We were looking forward to going to New Hampshire to see the Atkinsons for part of Marc's spring break. No one was more excited than Harper to get going. She announced to everyone she met that she was going to see Eric and Connor. She ran around finding stuff to bring on our trip. So it was pretty disappointing for her when Margo got sick the day before we were going to leave. We waited until we were pretty sure Margo wouldn't throw up in the car and hit the road on Monday night.
A picture of some of the things Harper thought we would need while we were gone. It was fun and sad to watch her gather stuff for the trip. Fun because she was as helpful as she's ever been and she was serious about getting in the car and getting to her cousins' house. Sad because she was so sad we couldn't leave when we said we would.

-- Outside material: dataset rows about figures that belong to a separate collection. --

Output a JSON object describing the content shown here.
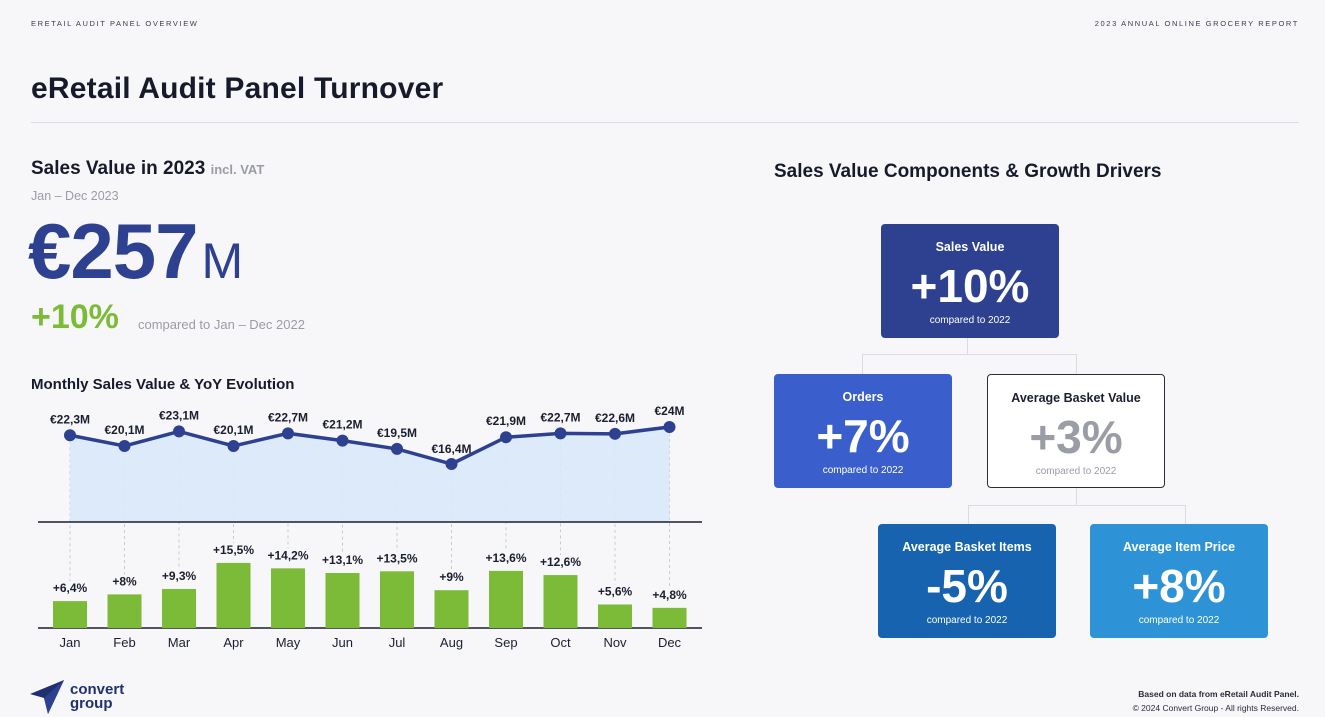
{
  "header": {
    "left_label": "ERETAIL AUDIT PANEL OVERVIEW",
    "right_label": "2023 ANNUAL ONLINE GROCERY REPORT",
    "title": "eRetail Audit Panel Turnover"
  },
  "kpi": {
    "heading": "Sales Value in 2023",
    "heading_suffix": "incl. VAT",
    "period": "Jan – Dec 2023",
    "value": "€257",
    "unit": "M",
    "growth": "+10%",
    "growth_note": "compared to Jan – Dec 2022"
  },
  "monthly": {
    "heading": "Monthly Sales Value & YoY Evolution"
  },
  "chart_data": [
    {
      "type": "area",
      "x": [
        "Jan",
        "Feb",
        "Mar",
        "Apr",
        "May",
        "Jun",
        "Jul",
        "Aug",
        "Sep",
        "Oct",
        "Nov",
        "Dec"
      ],
      "values": [
        22.3,
        20.1,
        23.1,
        20.1,
        22.7,
        21.2,
        19.5,
        16.4,
        21.9,
        22.7,
        22.6,
        24
      ],
      "labels": [
        "€22,3M",
        "€20,1M",
        "€23,1M",
        "€20,1M",
        "€22,7M",
        "€21,2M",
        "€19,5M",
        "€16,4M",
        "€21,9M",
        "€22,7M",
        "€22,6M",
        "€24M"
      ],
      "unit": "€M",
      "colors": {
        "line": "#2d4190",
        "fill": "#d8e8f8"
      },
      "grid": false
    },
    {
      "type": "bar",
      "categories": [
        "Jan",
        "Feb",
        "Mar",
        "Apr",
        "May",
        "Jun",
        "Jul",
        "Aug",
        "Sep",
        "Oct",
        "Nov",
        "Dec"
      ],
      "values": [
        6.4,
        8,
        9.3,
        15.5,
        14.2,
        13.1,
        13.5,
        9,
        13.6,
        12.6,
        5.6,
        4.8
      ],
      "labels": [
        "+6,4%",
        "+8%",
        "+9,3%",
        "+15,5%",
        "+14,2%",
        "+13,1%",
        "+13,5%",
        "+9%",
        "+13,6%",
        "+12,6%",
        "+5,6%",
        "+4,8%"
      ],
      "unit": "%",
      "colors": {
        "bar": "#7cbb37"
      },
      "grid": false
    }
  ],
  "drivers": {
    "heading": "Sales Value Components & Growth Drivers",
    "sales_value": {
      "label": "Sales Value",
      "value": "+10%",
      "note": "compared to 2022",
      "color": "#2d4190"
    },
    "orders": {
      "label": "Orders",
      "value": "+7%",
      "note": "compared to 2022",
      "color": "#3a5fcd"
    },
    "basket_value": {
      "label": "Average Basket Value",
      "value": "+3%",
      "note": "compared to 2022",
      "color": "#ffffff"
    },
    "basket_items": {
      "label": "Average Basket Items",
      "value": "-5%",
      "note": "compared to 2022",
      "color": "#1763b0"
    },
    "item_price": {
      "label": "Average Item Price",
      "value": "+8%",
      "note": "compared to 2022",
      "color": "#2e93d6"
    }
  },
  "footer": {
    "logo_line1": "convert",
    "logo_line2": "group",
    "source": "Based on data from eRetail Audit Panel.",
    "copyright": "© 2024 Convert Group - All rights Reserved."
  }
}
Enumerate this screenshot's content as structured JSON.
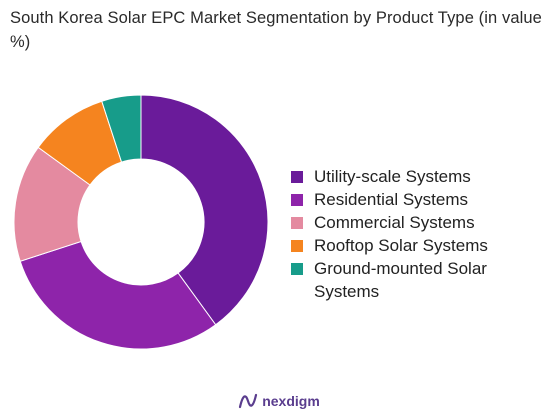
{
  "title": "South Korea Solar EPC Market Segmentation by Product Type (in value %)",
  "brand": {
    "name": "nexdigm",
    "logo_icon": "nexdigm-logo-icon",
    "color": "#5a3d8e"
  },
  "chart_data": {
    "type": "pie",
    "donut": true,
    "title": "South Korea Solar EPC Market Segmentation by Product Type (in value %)",
    "legend_position": "right",
    "categories": [
      "Utility-scale Systems",
      "Residential Systems",
      "Commercial Systems",
      "Rooftop Solar Systems",
      "Ground-mounted Solar Systems"
    ],
    "values": [
      40,
      30,
      15,
      10,
      5
    ],
    "colors": [
      "#6a1b9a",
      "#8e24aa",
      "#e48aa0",
      "#f5841f",
      "#179c8a"
    ]
  }
}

We made it! And we decorated eggs! And Marc got sick the first day we were there! And I tried not to be mad at him! And he was surprised when I was not mad at him! And he was even more surprised when I was kind and asked how he was feeling!
I am always impressed when kids can set up train tracks or build things out of Lego. Connor and Eric do both of these things well. They set up this track and the big kids played with it for hours. Margo took every chance she had to walk through the room and wreck it. I loved hearing kids shouting at the battery-operated Thomas, "Go Thomas! Go!" as he went head-to-head with James or Percy somewhere on the track.
At Marci's recommendation and because of Atkinsons' kindness and patience we went to see Jose Orozco's The Epic of American Civilization mural in the Baker Library at Dartmouth. There are 24 panels over 3200 square feet covering the history of the Americas from the migration of the Aztecs into central Mexico to the development of our modern industrialized society. I didn't know Jose Orozco was a famous Mexican painter. Or that these murals have been called the greatest mural cycle in the United States. I didn't know anything before we got there. But I was still surprised by what I saw. And after what I read in my visitor brochure I am not sure we should have smiled in front of this panel of his resurrected Jesus. This is what we read about this panel:
Orozco presents a Christ figure who not only rejects his sacrificial destiny by felling his cross but condemns and destroys the sources of his agony.
Orozco presents a Christ figure who not only rejects his sacrificial destiny by felling his cross but condemns and destroys the sources of his agony.
*The mural locates America's origins in Indo-Hispanic instead of Anglo-European culture, while characterizing our "civilization" as traumatic rather than an enlightened inheritance.
*He reminds his auiences that "America" is a shared landmass, not a synonym for the United States.
*He reminds his auiences that "America" is a shared landmass, not a synonym for the United States.
We spent an afternoon at the Montshire Museum of Science just over the Connecticut River in Norwich, Vermont. We had fun playing with and/or watching freshwater fish, turtles, leaf-cutter ants, butterflies, vacuums, marble runs, pulleys, giant bubbles, sheets of bubbles, dry ice, fireflies, Blue Man Group, and making paper helicopters.
Tuckered out. Margo loves holding pacifiers when she is going to sleep. There are always at least two in her bed.